Lehman took a diplomatic approach about the issue. "To their credit, it was the number that moved the most in terms of percentage, in terms of business model, and they want to understand it. They're going to push, probe and parry to see if there's any other information they can glean," he said in an interview.

Sun's "dominant position in enterprise hardware remains unchallenged," Goldman Sachs analyst Laura Conigliaro said in a research note Wednesday. The company likely will have strong growth for "several more years" because of the expected new installation of computing infrastructure.

The company had 50 percent revenue growth for its storage products, fueled by the debut of its T3 "Purple" network-attached storage server, the company said. Customers are viewing the T3 warily at this point, however, Merrill Lynch analyst Tom Kraemer said in a report. "We believe Sun needs to crack the high-end enterprise market" for storage, he said.

Kunstler noted that the 150 percent growth is "still off a fairly low base."

Lehman, too, used modest terms to describe the success of Sun's continuing effort to dislodge high-end storage king EMC. "While we don't have all the features and products that EMC does at the high end, it is a healthy business," he said.

Zander said Sun is being helped by the establishment of a storage-specific sales force, which grew by 200 employees last quarter to a total of 500 today.

Keeping up with demand remains a problem for Sun. For the second quarter in a row, the company has a backlog of $1.8 billion--the value of what customers ordered that Sun hasn't been able to fulfill. During the current second quarter, Sun hopes to decrease that by about $200 million, Lehman said.

Services continue to grow at the company, though in a change from earlier quarters, product revenue grew faster, Lehman said. The company hired 800 more services personnel in the last quarter and expects to continue hiring at that rate for the foreseeable future. But, Lehman added, "We do not see ourselves as a global services," referring to the division of IBM that many credited for Big Blue's financial recovery.
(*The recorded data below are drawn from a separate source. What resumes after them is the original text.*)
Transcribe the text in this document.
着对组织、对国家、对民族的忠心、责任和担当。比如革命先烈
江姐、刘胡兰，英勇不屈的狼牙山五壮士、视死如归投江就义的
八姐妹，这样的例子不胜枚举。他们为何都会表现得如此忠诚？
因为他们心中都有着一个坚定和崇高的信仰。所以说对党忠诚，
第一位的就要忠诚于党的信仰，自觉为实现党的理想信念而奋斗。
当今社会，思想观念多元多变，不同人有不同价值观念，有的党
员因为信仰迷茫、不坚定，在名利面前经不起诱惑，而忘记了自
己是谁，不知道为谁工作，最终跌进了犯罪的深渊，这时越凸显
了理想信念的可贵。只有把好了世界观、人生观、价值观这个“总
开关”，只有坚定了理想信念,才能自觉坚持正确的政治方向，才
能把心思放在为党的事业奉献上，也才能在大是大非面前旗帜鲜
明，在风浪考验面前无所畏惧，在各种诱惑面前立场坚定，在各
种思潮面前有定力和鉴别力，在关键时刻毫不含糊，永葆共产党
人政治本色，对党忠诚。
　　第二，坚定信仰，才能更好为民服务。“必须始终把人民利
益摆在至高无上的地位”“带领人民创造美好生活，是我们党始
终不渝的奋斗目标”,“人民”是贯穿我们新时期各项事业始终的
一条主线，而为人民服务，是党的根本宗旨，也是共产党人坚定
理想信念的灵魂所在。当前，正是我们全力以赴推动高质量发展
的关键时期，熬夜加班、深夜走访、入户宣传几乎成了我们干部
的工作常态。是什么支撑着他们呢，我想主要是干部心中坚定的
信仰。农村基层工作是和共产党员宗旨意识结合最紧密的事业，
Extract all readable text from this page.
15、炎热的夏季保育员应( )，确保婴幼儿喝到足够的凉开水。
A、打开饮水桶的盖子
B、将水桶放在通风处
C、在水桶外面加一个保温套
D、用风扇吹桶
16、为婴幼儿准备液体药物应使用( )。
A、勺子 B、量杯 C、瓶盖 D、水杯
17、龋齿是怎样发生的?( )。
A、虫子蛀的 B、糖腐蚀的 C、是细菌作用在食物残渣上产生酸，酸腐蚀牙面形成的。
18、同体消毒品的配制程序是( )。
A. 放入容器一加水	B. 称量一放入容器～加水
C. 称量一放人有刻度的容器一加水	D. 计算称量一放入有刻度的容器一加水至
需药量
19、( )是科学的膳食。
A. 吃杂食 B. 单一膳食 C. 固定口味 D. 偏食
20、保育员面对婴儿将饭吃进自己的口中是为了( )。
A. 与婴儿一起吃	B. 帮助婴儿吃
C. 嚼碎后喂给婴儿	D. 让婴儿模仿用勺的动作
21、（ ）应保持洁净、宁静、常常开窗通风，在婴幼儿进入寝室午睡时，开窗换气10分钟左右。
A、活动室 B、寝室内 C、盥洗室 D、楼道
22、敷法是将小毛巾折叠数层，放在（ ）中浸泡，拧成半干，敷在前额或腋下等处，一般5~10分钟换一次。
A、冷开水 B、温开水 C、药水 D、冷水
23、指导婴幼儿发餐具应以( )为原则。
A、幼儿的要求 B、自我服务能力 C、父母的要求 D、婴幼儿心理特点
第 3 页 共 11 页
Meanwhile, the e-commerce iPlanet software sold jointly by Sun and America Online is becoming more of a Sun operation. Only 800 of the 2,500 iPlanet personnel are from AOL now, McNealy said.

The gradual Sun takeover of iPlanet was part of the plan established when AOL acquired Netscape in 1999, Lehman said. "We're not considering buying it out. We already own all the intellectual property rights," Lehman said in an interview. "Over time, it's just a question of do the companies want to continue to work together in this form, or a different one."